Interoperability helps healthcare providers deliver more coordinated care, but financial returns remain uncertain. Nearly two-thirds of initiatives fail to meet ROI expectations. Often, the organization investing in a solution (typically a provider) doesn’t reap the full benefit. 

Payers may gain from reduced duplication or hospital readmissions, but providers absorb most of the cost. This disconnect discourages deeper investment, especially when leaders prioritize projects like revenue cycle optimization instead.

b. Regulation sets the floor, not the bar

Certification through the Office of the National Coordinator for Health Information Technology (ONC) focuses on baseline functionality. But over 60% of certified vendors skipped or underperformed on important usability tests. While there are penalties for information blocking under the Department of Health and Human Services, enforcement has been inconsistent, and the rules don’t demand meaningful real-world outcomes. 

That gap between compliance and effectiveness leaves too many health information technology systems underperforming across the healthcare ecosystem.
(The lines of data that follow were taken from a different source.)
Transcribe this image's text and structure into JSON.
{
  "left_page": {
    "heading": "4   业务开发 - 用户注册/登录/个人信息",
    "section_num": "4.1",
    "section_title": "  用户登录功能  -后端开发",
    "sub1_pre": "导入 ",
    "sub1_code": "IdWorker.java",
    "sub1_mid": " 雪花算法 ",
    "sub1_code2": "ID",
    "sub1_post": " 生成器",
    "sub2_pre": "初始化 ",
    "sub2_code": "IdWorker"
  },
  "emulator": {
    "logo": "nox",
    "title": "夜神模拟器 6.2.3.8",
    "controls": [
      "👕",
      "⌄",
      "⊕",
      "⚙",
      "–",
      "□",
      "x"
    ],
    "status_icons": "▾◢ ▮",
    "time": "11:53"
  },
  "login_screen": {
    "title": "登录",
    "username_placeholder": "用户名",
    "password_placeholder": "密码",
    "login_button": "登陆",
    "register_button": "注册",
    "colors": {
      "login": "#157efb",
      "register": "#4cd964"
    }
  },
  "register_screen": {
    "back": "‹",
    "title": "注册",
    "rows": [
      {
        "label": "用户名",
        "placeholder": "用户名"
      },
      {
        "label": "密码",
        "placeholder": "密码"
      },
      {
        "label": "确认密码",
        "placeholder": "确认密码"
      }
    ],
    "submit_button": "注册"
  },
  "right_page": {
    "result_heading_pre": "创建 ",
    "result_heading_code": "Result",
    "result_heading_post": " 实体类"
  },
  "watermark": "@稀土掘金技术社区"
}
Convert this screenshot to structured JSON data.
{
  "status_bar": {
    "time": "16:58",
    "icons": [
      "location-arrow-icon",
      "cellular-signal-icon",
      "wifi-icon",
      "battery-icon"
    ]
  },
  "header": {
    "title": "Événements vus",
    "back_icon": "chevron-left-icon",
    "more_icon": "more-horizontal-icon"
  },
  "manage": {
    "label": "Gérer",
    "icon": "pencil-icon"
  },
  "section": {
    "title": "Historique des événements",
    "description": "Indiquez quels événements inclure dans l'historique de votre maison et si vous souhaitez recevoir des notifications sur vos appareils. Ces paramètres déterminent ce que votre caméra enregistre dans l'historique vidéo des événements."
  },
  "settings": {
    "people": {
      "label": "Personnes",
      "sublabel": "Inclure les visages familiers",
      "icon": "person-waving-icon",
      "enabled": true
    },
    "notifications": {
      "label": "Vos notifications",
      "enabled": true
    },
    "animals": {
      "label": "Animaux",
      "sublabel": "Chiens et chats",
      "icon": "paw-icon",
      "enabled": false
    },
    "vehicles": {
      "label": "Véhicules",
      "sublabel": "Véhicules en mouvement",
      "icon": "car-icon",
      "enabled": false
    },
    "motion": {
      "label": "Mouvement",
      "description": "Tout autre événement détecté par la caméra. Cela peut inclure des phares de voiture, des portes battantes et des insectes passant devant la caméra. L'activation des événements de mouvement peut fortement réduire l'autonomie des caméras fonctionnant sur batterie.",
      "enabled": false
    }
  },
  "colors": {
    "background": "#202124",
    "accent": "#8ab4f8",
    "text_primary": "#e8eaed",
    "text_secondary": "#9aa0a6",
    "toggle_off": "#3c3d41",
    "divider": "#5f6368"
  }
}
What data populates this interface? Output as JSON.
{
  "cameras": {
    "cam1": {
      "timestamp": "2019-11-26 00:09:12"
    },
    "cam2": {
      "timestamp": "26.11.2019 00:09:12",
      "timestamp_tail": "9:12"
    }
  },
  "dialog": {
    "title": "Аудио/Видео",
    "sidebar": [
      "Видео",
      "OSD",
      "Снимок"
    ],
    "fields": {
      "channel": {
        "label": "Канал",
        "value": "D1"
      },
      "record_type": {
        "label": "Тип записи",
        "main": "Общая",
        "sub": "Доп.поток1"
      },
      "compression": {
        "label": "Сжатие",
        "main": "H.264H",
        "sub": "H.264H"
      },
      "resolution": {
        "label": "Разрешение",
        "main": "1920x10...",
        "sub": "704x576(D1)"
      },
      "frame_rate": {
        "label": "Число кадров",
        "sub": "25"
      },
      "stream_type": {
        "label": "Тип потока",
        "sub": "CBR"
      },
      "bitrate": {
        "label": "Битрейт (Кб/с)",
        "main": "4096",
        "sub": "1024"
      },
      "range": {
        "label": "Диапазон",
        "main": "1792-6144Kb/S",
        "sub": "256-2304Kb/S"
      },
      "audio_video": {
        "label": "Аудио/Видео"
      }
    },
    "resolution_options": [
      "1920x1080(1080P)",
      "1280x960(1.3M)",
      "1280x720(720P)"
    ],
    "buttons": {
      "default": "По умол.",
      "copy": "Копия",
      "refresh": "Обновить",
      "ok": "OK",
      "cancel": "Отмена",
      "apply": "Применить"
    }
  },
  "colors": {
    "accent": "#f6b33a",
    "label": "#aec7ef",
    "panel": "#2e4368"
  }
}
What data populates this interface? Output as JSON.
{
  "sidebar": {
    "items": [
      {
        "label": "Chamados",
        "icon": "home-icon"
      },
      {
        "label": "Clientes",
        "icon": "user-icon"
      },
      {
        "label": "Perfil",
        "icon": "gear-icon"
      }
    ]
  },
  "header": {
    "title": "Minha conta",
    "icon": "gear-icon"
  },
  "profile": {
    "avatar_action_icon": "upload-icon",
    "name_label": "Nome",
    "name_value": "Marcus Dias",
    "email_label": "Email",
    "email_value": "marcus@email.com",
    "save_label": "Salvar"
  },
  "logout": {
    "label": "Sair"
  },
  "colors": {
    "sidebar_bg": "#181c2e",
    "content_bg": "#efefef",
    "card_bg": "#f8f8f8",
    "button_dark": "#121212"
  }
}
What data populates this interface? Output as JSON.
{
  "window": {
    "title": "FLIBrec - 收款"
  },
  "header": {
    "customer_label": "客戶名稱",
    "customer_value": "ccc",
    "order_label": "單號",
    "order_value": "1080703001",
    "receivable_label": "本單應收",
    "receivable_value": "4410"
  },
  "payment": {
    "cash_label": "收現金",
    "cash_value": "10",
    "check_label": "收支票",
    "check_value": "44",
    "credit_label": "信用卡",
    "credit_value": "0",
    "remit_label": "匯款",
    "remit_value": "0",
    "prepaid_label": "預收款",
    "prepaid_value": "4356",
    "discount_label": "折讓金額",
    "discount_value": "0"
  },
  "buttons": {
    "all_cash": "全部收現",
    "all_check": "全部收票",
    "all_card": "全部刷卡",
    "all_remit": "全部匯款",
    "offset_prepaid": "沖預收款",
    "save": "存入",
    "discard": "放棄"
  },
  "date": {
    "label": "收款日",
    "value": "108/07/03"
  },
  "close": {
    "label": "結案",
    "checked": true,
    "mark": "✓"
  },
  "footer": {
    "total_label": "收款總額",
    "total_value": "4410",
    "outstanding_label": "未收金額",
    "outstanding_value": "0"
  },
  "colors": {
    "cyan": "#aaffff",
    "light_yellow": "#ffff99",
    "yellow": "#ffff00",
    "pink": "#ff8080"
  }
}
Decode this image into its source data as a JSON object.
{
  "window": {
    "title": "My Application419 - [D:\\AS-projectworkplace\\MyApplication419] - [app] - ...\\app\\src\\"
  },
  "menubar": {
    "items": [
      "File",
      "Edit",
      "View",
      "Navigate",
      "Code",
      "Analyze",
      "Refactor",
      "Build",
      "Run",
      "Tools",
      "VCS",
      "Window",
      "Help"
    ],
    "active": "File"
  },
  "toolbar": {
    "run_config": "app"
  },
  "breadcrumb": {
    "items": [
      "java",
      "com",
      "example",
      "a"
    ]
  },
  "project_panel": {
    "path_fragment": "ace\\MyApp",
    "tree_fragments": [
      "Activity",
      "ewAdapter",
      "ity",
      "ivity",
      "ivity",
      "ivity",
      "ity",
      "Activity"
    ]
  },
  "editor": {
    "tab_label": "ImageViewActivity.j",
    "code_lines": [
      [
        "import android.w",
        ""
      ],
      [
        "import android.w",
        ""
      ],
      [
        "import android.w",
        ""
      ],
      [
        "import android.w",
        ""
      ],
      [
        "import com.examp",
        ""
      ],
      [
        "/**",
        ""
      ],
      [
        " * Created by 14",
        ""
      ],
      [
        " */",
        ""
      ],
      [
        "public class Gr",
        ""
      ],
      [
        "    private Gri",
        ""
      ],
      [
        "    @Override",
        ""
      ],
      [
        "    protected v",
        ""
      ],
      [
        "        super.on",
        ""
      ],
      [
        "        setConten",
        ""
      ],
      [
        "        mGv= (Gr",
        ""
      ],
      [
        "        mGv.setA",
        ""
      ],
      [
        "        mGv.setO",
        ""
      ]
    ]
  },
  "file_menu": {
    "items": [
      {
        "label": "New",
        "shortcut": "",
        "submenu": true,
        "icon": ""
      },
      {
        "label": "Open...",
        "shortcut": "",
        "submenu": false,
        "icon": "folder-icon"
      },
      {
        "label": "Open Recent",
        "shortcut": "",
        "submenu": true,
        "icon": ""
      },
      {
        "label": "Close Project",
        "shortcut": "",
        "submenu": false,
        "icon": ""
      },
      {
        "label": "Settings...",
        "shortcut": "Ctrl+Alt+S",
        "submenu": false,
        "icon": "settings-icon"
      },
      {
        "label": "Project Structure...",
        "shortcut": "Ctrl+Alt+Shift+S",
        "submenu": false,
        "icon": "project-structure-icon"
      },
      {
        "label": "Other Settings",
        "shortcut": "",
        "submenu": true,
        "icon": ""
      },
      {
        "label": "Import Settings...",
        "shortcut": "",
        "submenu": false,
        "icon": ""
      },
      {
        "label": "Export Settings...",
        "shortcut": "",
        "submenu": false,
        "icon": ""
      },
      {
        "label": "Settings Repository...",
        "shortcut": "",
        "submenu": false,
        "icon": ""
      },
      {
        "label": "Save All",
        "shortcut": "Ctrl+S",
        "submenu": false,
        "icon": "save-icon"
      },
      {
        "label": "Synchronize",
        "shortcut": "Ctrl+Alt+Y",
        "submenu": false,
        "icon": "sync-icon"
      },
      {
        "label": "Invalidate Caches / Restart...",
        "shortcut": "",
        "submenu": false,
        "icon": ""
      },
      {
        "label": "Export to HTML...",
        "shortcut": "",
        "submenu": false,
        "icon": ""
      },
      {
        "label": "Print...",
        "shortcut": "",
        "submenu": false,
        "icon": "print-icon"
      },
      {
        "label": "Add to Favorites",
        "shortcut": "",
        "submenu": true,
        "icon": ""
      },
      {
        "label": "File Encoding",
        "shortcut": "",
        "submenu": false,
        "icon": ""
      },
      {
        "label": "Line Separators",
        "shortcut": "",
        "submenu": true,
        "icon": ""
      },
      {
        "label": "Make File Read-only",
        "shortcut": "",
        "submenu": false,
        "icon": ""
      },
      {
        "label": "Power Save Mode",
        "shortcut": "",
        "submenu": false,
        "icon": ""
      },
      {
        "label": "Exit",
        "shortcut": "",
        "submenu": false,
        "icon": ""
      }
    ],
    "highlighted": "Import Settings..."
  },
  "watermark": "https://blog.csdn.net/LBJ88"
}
c. Switching vendors is cost-prohibitive

Replacing an EHR is often a multi-year, multi-million-dollar project. One health system recently budgeted $160 million for a new EHR transition. With costs that steep, many providers stay locked into disparate systems that make integration harder. The result is a patchwork of platforms that struggle to communicate, despite health level interface standards, and leave patients without easy access to their health data.

Addressing these interoperability challenges in healthcare will require coordinated action: better incentive alignment, tougher enforcement, and clearer strategies for modernizing legacy infrastructure. Every healthcare stakeholder has a role to play because the cost of doing nothing is an increasingly fragmented patient experience.